Personal information
- Full name: Holger Andreas Gehrke
- Date of birth: 22 August 1960 (age 65)
- Place of birth: East Berlin, East Germany
- Height: 1.96 m (6 ft 5 in)
- Position: Goalkeeper

Senior career*
- Years: Team / Apps / (Gls)
- 1982–1983: 1. FC Saarbrücken
- 1983–1991: SpVgg Blau-Weiß 1890 Berlin / 131 / (0)
- 1992–1994: FC Schalke 04 / 40 / (0)
- 1994: Tennis Borussia Berlin / 8 / (0)
- 1994–1998: MSV Duisburg / 60 / (0)
- 1998–1999: Karlsruher SC / 3 / (0)
- Total:  / 242 / (0)

Managerial career
- 2006: 1. FC Köln

= Holger Gehrke =

German football player and manager (born 1960)
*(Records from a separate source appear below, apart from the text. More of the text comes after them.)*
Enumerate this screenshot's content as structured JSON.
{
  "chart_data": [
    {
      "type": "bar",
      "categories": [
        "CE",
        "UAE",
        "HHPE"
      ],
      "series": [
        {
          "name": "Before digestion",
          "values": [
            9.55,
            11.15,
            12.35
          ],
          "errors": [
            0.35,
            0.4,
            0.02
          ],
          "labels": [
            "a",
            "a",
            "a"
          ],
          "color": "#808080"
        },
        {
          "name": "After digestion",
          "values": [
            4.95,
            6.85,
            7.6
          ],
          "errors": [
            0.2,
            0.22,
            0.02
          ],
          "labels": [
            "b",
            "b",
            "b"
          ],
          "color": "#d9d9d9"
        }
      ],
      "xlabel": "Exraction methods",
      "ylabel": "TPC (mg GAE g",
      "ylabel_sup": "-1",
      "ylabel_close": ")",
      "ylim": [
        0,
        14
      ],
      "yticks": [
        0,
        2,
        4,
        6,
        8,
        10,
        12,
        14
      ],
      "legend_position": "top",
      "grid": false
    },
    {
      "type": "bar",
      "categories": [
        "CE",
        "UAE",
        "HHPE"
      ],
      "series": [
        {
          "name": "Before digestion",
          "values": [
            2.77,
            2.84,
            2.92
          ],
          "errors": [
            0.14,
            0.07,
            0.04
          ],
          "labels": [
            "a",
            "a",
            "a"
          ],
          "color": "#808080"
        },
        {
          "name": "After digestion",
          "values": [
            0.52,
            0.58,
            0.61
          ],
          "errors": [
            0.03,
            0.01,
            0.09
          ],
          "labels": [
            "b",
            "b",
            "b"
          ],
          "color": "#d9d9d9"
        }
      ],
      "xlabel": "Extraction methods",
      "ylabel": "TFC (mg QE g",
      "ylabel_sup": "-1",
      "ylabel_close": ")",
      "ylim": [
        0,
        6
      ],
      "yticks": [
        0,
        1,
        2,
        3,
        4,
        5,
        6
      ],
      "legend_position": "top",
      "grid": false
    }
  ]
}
Holger Andreas Gehrke (born 22 August 1960 in East Berlin) is a former professional German football player and manager.

Gehrke made 86 appearances in the Bundesliga for SpVgg Blau-Weiß 1890 Berlin, FC Schalke 04 and MSV Duisburg during his playing career.

In July 2012, Gehrke returned to Schalke, taking over as the club's new goalkeeping coach under Huub Stevens.